11- PİYANONUN ARASINDAKİ KÜÇÜK PARMAKLAR

46 12 70
                                    

Merhabaa.

Instagram: _Karamelimmmmmmm_

Mavi Gri- Alt Ust Olmusum

"Beni aradığını hatırlamadığını biliyorum.
Ama sana o zaman bile çok güzel göründüğünü söyledim.
Bir hastane yatağında, dediğini hatırlıyorum;
Çok korkmuştun,
Ben de öyle..."

Iyi okumalar...

•••

Kafeden içeri girdiğimde adımlarım geri geri gidiyordu. Kalbim gerginlikle çarpıyordu göğüs kafesimi delercesine. Gözlerimi etrafta gezdirirken gördüğüm yüzle çantamın ipini sıktım.
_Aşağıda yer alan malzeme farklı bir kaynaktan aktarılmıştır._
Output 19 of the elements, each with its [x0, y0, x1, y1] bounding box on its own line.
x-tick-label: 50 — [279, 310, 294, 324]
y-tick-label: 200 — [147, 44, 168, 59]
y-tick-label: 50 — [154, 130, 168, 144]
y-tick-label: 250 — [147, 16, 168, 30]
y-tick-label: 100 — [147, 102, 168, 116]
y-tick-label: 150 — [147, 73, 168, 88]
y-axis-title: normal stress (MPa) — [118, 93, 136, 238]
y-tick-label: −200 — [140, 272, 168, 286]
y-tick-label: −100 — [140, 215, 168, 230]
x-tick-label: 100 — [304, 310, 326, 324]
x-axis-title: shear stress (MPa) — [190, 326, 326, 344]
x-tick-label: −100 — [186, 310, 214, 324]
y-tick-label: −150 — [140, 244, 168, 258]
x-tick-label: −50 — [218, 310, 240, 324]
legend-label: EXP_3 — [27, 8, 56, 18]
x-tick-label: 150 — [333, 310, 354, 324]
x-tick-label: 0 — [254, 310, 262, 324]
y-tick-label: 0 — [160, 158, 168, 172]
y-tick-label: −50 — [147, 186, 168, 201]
Her şeye rağmen omuzlarım ve başım dimdik, ayaklarımı yere sağlam basarak masaya yürüdüm ve sandalyeyi çekerek oturdum. Çantamı sesli bir şekilde masaya koyduğumda gözleri bana dönmüştü. Buz gibi olan bakışlarımı mavi gözlerine diktim.

"Ne istiyorsun?" Diye sordum dümdüz bir sesle. Konuşmasını beklerken yüzünü incelemeye başladım. Mavi gözlerini çevreleyen kırışıklıklar onu olduğundan yaşlı gösteriyordu fakat vücudu hala dinç görünüyordu. Siyah, gür saçları ağarmıştı. Masanın üzerindeki elimi tutmaya kalktığında elektrik çarpmış bir şekilde geri çektim ellerimi.

"Nalan, kızım," dediğinde sinir bir anda bütün vücudumu sarmıştı. Kaçıncıya devirdiğimi bilmediğim gözlerimi bir kez daha devirerek arkama yaslandım.

"Görüşmek istiyorum dedin, geldim. Uzatma, ne söyleyeceksen söyle."

"Bir şey içmek ister misin?" Diye sorduğunda masalara servis yapan Deniz ile göz göze geldik. Göz kıptı ve tepsiyi tezgaha bırakarak olduğumuz masaya geldi. Babam kahve istediğinde ben su istemiştim.

Deniz gerginliğimin farkındaydı, sakinleşmem için yapabileceği hiçbir şey yoktu. Siparişler kısa sürede geldiğinde ölüm sessizliğimizi ben bozdum.

"Teşekkürler," suyu açarak bir yudum aldım ve konuşmasını beklemeye başladım.

"Nalan," dediğinde oflayarak konuştum. "Adımı mı ezberliyorsun? Konuş artık."

"Sana ihtiyacım var," Söylediği şeyle kaşlarım çatılırken masaya eğildim. "Biliyorsun, deden ölmeden önce şirketin hisselerini sana verdi, imza yetkisi de sende. Artık reşit olduğun için anlaşmalarda adın geçiyor." Kafamı çevirerek sinirle güldüm. Başka ne olabilirdi ki zaten? Beni, benim için mi görmek isteyecekti? Aptal mısın Nalan, babanı tanımıyor musun Nalan?

"Önümüzdeki ay büyük bir anlaşma imzalayacağız yurtdışından büyük bir şirketle ve imzana ihtiyacımız var. Eğer bu anlaşma imzalanmazsa şirket batacak."

"Batsın. Bana ne?" Gözlerini yumarak elini yumruk yaptı. "Ne oldu sinirlendin. Vursana," dedim çenemle yumruk yaptığı elini işaret ederek.

"Senin için bir şey yapmaktansa ölmeyi yeğlerim. Emin ol." Ayağa kalkarak çantamı omzuma taktığımda kapıya yürümeye yeltenmiştim fakat eli bileğime dolanarak buna engel oldu. Elimi kendime çektim ve ateş saçan gözlerle ona baktım. "Nalan bu çok önemli."

"Bana ne!" Sesim olması gerektiğinden daha yüksek çıkmıştı. Diğer masadakilerin gözü bize döndü ama umursamadım. "Bana ne ya bana ne!"